Cette lettre à Rochefort puait le chantage. L’ancien agent, avec toutes sortes de sous-entendus, y invitait le pamphlétaire à provoquer la revision du procès Dreyfus, « nul n’étant mieux qualifié pour établir la vérité » que l’homme qui avait eu « la haute direction du syndicat Esterhazy » et reçu les subsides du père Bailly. Cependant. Lemercier-Picard pourrait le suppléer dans cette tâche. « Les documents qu’il possède lui donnent une certaine autorité dans la matière[2]. »

Séverine avait eu de bruyants démêlés avec Rochefort. L’ancien agent escomptait la haine de la femme outragée qui, tenant sa vengeance, publierait la lettre.

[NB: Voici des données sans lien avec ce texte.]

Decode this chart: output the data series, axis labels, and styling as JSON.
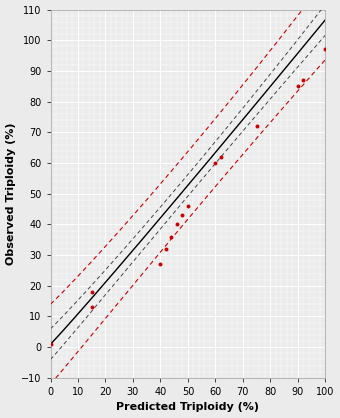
{
  "title": "",
  "xlabel": "Predicted Triploidy (%)",
  "ylabel": "Observed Triploidy (%)",
  "xlim": [
    0,
    100
  ],
  "ylim": [
    -10,
    110
  ],
  "xticks": [
    0,
    10,
    20,
    30,
    40,
    50,
    60,
    70,
    80,
    90,
    100
  ],
  "yticks": [
    -10,
    0,
    10,
    20,
    30,
    40,
    50,
    60,
    70,
    80,
    90,
    100,
    110
  ],
  "data_points_x": [
    0,
    15,
    15,
    40,
    42,
    44,
    46,
    48,
    50,
    60,
    62,
    75,
    90,
    92,
    100
  ],
  "data_points_y": [
    1,
    13,
    18,
    27,
    32,
    36,
    40,
    43,
    46,
    60,
    62,
    72,
    85,
    87,
    97
  ],
  "fit_color": "#000000",
  "ci_color": "#444444",
  "pi_color": "#cc0000",
  "point_color": "#cc0000",
  "bg_color": "#ebebeb",
  "grid_color": "#ffffff",
  "xlabel_fontsize": 8,
  "ylabel_fontsize": 8,
  "tick_fontsize": 7
}
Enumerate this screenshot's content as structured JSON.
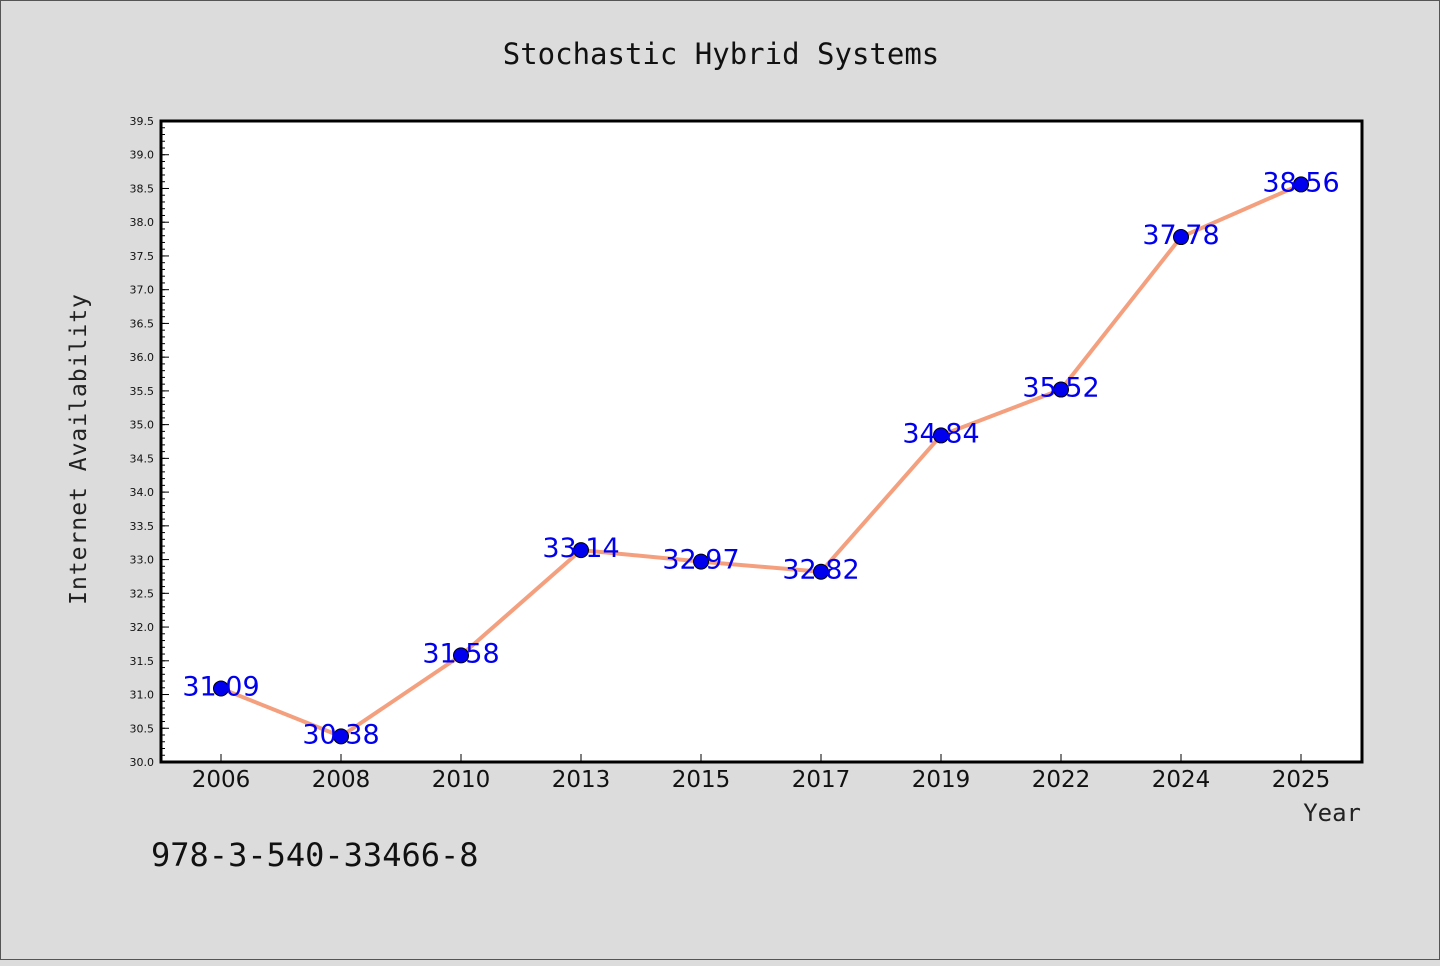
{
  "chart_data": {
    "type": "line",
    "title": "Stochastic Hybrid Systems",
    "xlabel": "Year",
    "ylabel": "Internet Availability",
    "categories": [
      "2006",
      "2008",
      "2010",
      "2013",
      "2015",
      "2017",
      "2019",
      "2022",
      "2024",
      "2025"
    ],
    "series": [
      {
        "values": [
          31.09,
          30.38,
          31.58,
          33.14,
          32.97,
          32.82,
          34.84,
          35.52,
          37.78,
          38.56
        ],
        "line_color": "#f4a07e",
        "marker_color": "#0000ee"
      }
    ],
    "data_labels": [
      "31.09",
      "30.38",
      "31.58",
      "33.14",
      "32.97",
      "32.82",
      "34.84",
      "35.52",
      "37.78",
      "38.56"
    ],
    "ylim": [
      30.0,
      39.5
    ],
    "yticks": [
      "30.0",
      "30.5",
      "31.0",
      "31.5",
      "32.0",
      "32.5",
      "33.0",
      "33.5",
      "34.0",
      "34.5",
      "35.0",
      "35.5",
      "36.0",
      "36.5",
      "37.0",
      "37.5",
      "38.0",
      "38.5",
      "39.0",
      "39.5"
    ],
    "grid": false,
    "legend": "none"
  },
  "footer_text": "978-3-540-33466-8"
}
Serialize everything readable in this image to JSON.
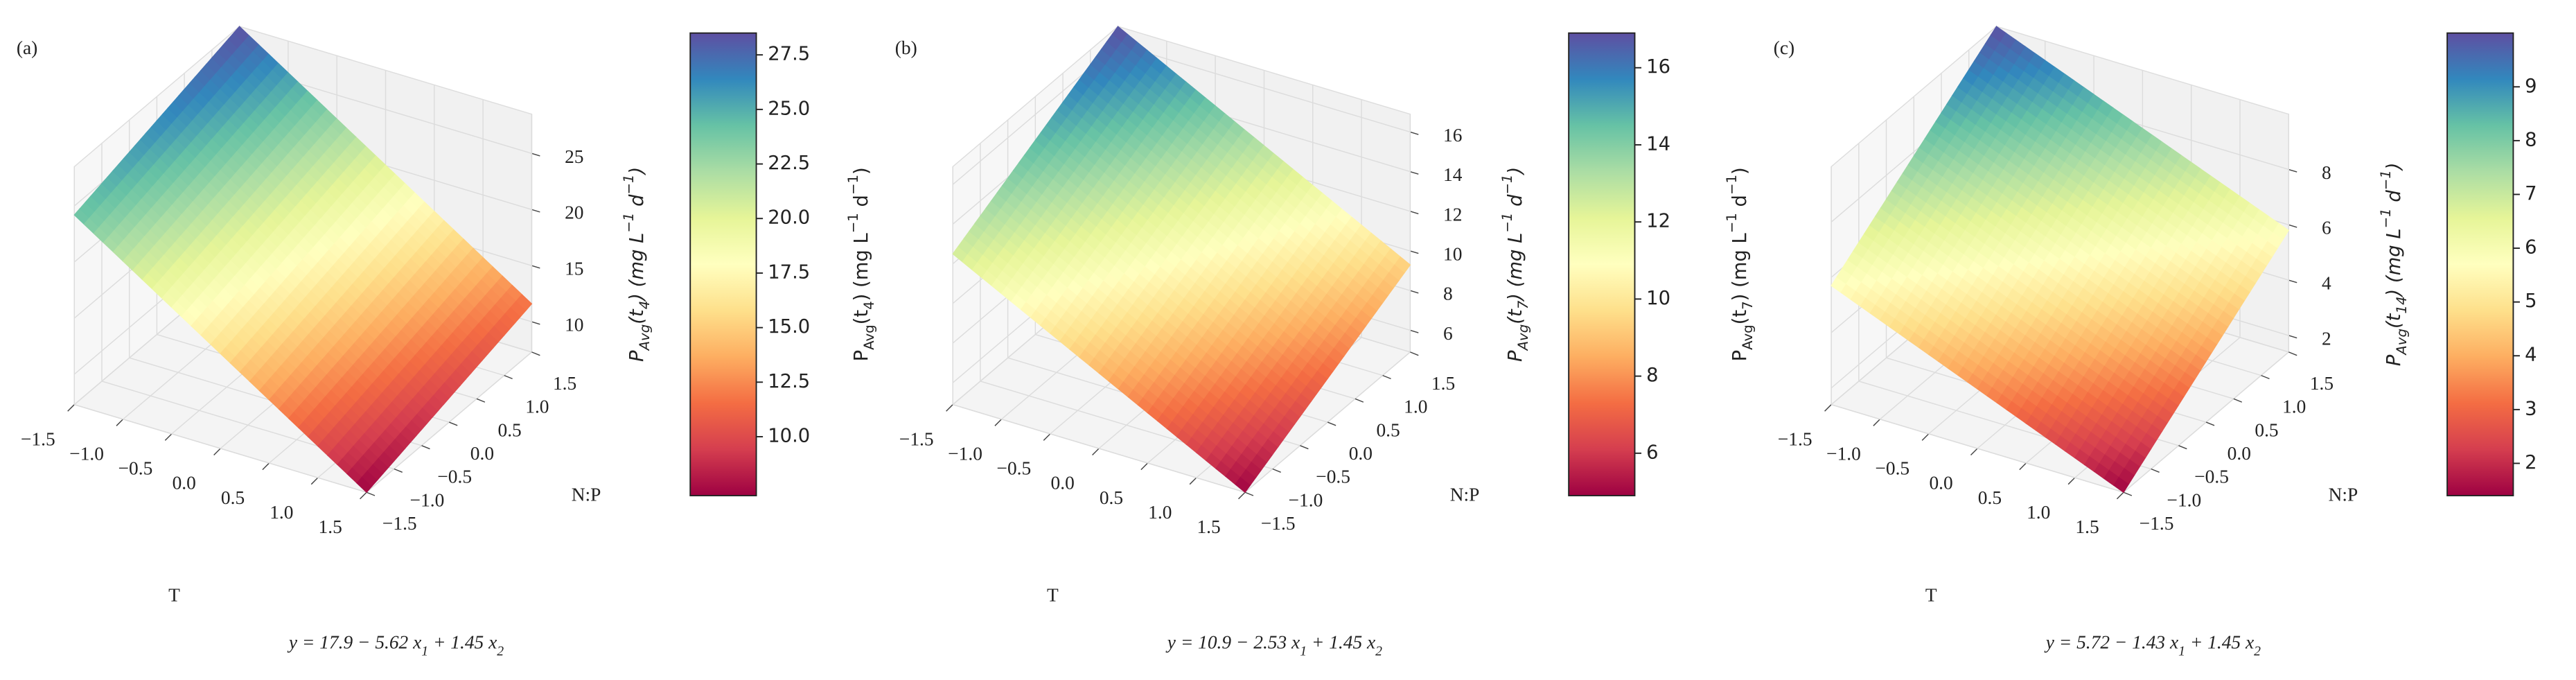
{
  "chart_data": [
    {
      "type": "surface",
      "title": "(a)",
      "xlabel": "T",
      "ylabel": "N:P",
      "zlabel": [
        "P",
        "Avg",
        "(t",
        "4",
        ") (mg L",
        "−1",
        " d",
        "−1",
        ")"
      ],
      "equation": [
        "y = 17.9 − 5.62 x",
        "1",
        " + 1.45 x",
        "2"
      ],
      "x": [
        -1.5,
        1.5
      ],
      "y": [
        -1.5,
        1.5
      ],
      "z": [
        [
          24.2,
          28.5
        ],
        [
          7.3,
          11.6
        ]
      ],
      "xlim": [
        -1.5,
        1.5
      ],
      "ylim": [
        -1.5,
        1.5
      ],
      "zlim": [
        7.3,
        28.5
      ],
      "xticks": [
        {
          "value": -1.5,
          "label": "−1.5"
        },
        {
          "value": -1,
          "label": "−1.0"
        },
        {
          "value": -0.5,
          "label": "−0.5"
        },
        {
          "value": 0,
          "label": "0.0"
        },
        0.5,
        {
          "value": 1,
          "label": "1.0"
        },
        1.5
      ],
      "yticks": [
        {
          "value": -1.5,
          "label": "−1.5"
        },
        {
          "value": -1,
          "label": "−1.0"
        },
        {
          "value": -0.5,
          "label": "−0.5"
        },
        {
          "value": 0,
          "label": "0.0"
        },
        0.5,
        {
          "value": 1,
          "label": "1.0"
        },
        1.5
      ],
      "zticks": [
        10,
        15,
        20,
        25
      ],
      "clim": [
        7.3,
        28.5
      ],
      "cticks": [
        {
          "value": 10,
          "label": "10.0"
        },
        12.5,
        {
          "value": 15,
          "label": "15.0"
        },
        17.5,
        {
          "value": 20,
          "label": "20.0"
        },
        22.5,
        {
          "value": 25,
          "label": "25.0"
        },
        27.5
      ],
      "colormap": [
        "#9e0142",
        "#d53e4f",
        "#f46d43",
        "#fdae61",
        "#fee08b",
        "#ffffbf",
        "#e6f598",
        "#abdda4",
        "#66c2a5",
        "#3288bd",
        "#5e4fa2"
      ]
    },
    {
      "type": "surface",
      "title": "(b)",
      "xlabel": "T",
      "ylabel": "N:P",
      "zlabel": [
        "P",
        "Avg",
        "(t",
        "7",
        ") (mg L",
        "−1",
        " d",
        "−1",
        ")"
      ],
      "equation": [
        "y = 10.9 − 2.53 x",
        "1",
        " + 1.45 x",
        "2"
      ],
      "x": [
        -1.5,
        1.5
      ],
      "y": [
        -1.5,
        1.5
      ],
      "z": [
        [
          12.5,
          16.9
        ],
        [
          4.9,
          9.3
        ]
      ],
      "xlim": [
        -1.5,
        1.5
      ],
      "ylim": [
        -1.5,
        1.5
      ],
      "zlim": [
        4.9,
        16.9
      ],
      "xticks": [
        {
          "value": -1.5,
          "label": "−1.5"
        },
        {
          "value": -1,
          "label": "−1.0"
        },
        {
          "value": -0.5,
          "label": "−0.5"
        },
        {
          "value": 0,
          "label": "0.0"
        },
        0.5,
        {
          "value": 1,
          "label": "1.0"
        },
        1.5
      ],
      "yticks": [
        {
          "value": -1.5,
          "label": "−1.5"
        },
        {
          "value": -1,
          "label": "−1.0"
        },
        {
          "value": -0.5,
          "label": "−0.5"
        },
        {
          "value": 0,
          "label": "0.0"
        },
        0.5,
        {
          "value": 1,
          "label": "1.0"
        },
        1.5
      ],
      "zticks": [
        6,
        8,
        10,
        12,
        14,
        16
      ],
      "clim": [
        4.9,
        16.9
      ],
      "cticks": [
        6,
        8,
        10,
        12,
        14,
        16
      ],
      "colormap": [
        "#9e0142",
        "#d53e4f",
        "#f46d43",
        "#fdae61",
        "#fee08b",
        "#ffffbf",
        "#e6f598",
        "#abdda4",
        "#66c2a5",
        "#3288bd",
        "#5e4fa2"
      ]
    },
    {
      "type": "surface",
      "title": "(c)",
      "xlabel": "T",
      "ylabel": "N:P",
      "zlabel": [
        "P",
        "Avg",
        "(t",
        "14",
        ") (mg L",
        "−1",
        " d",
        "−1",
        ")"
      ],
      "equation": [
        "y = 5.72 − 1.43 x",
        "1",
        " + 1.45 x",
        "2"
      ],
      "x": [
        -1.5,
        1.5
      ],
      "y": [
        -1.5,
        1.5
      ],
      "z": [
        [
          5.7,
          10.0
        ],
        [
          1.4,
          5.8
        ]
      ],
      "xlim": [
        -1.5,
        1.5
      ],
      "ylim": [
        -1.5,
        1.5
      ],
      "zlim": [
        1.4,
        10.0
      ],
      "xticks": [
        {
          "value": -1.5,
          "label": "−1.5"
        },
        {
          "value": -1,
          "label": "−1.0"
        },
        {
          "value": -0.5,
          "label": "−0.5"
        },
        {
          "value": 0,
          "label": "0.0"
        },
        0.5,
        {
          "value": 1,
          "label": "1.0"
        },
        1.5
      ],
      "yticks": [
        {
          "value": -1.5,
          "label": "−1.5"
        },
        {
          "value": -1,
          "label": "−1.0"
        },
        {
          "value": -0.5,
          "label": "−0.5"
        },
        {
          "value": 0,
          "label": "0.0"
        },
        0.5,
        {
          "value": 1,
          "label": "1.0"
        },
        1.5
      ],
      "zticks": [
        2,
        4,
        6,
        8
      ],
      "clim": [
        1.4,
        10.0
      ],
      "cticks": [
        2,
        3,
        4,
        5,
        6,
        7,
        8,
        9
      ],
      "colormap": [
        "#9e0142",
        "#d53e4f",
        "#f46d43",
        "#fdae61",
        "#fee08b",
        "#ffffbf",
        "#e6f598",
        "#abdda4",
        "#66c2a5",
        "#3288bd",
        "#5e4fa2"
      ]
    }
  ]
}
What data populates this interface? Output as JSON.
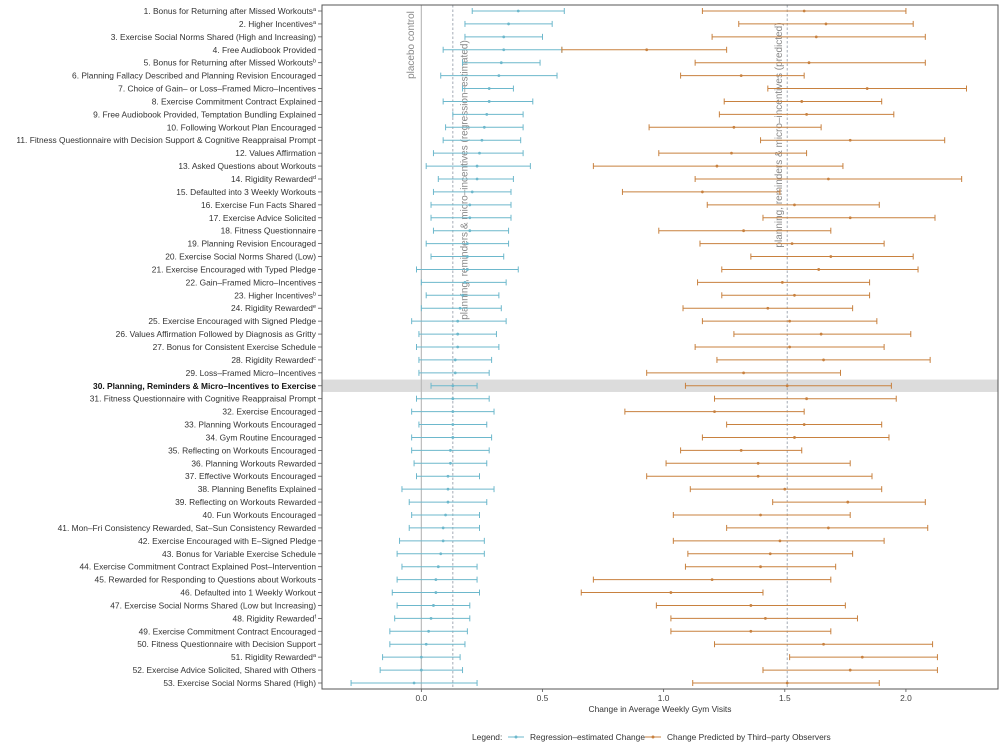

Comme il signait Durandin, elle n’avait aucun soupçon qu’il fût le même que Lemercier-Picard. Encore une fois, l’entrevue manqua.

En fait, le misérable, à travers ces intrigues croisées, ne cherchait qu’à se procurer de l’argent et, n’ayant jamais vécu que de faux et d’escroqueries, il continuait son commerce. Il sollicitait aussi, pleurant misère, des personnes réputées pour leur

  1. Séverine, Vers la Lumière, 294. — La lettre est signée Durandin. Il prie Séverine de lui répondre aux initiales A. D. B., 1885, poste restante, Chambre des députés.
  2. Séverine, 298 à 300. — Il raille encore Rochefort de n’avoir pas osé interjeter appel contre le jugement auquel je l’avais fait condamner. « Dans la troisième période de ce procès mémorable, tous ceux qui, pour des raisons de lucre, ont pris position contre la vérité, devront s’effacer devant elle ». Cette vérité éclatera et Rochefort y aidera, « dût-il, après, solliciter le pardon de Léon XIII ». — Rochefort, avant que cette lettre ne fût publiée, avait écrit, le 10 mars 1898, dans l’Intransigeant : « Toutes les assertions de cet inconnu étaient rigoureusement exactes. »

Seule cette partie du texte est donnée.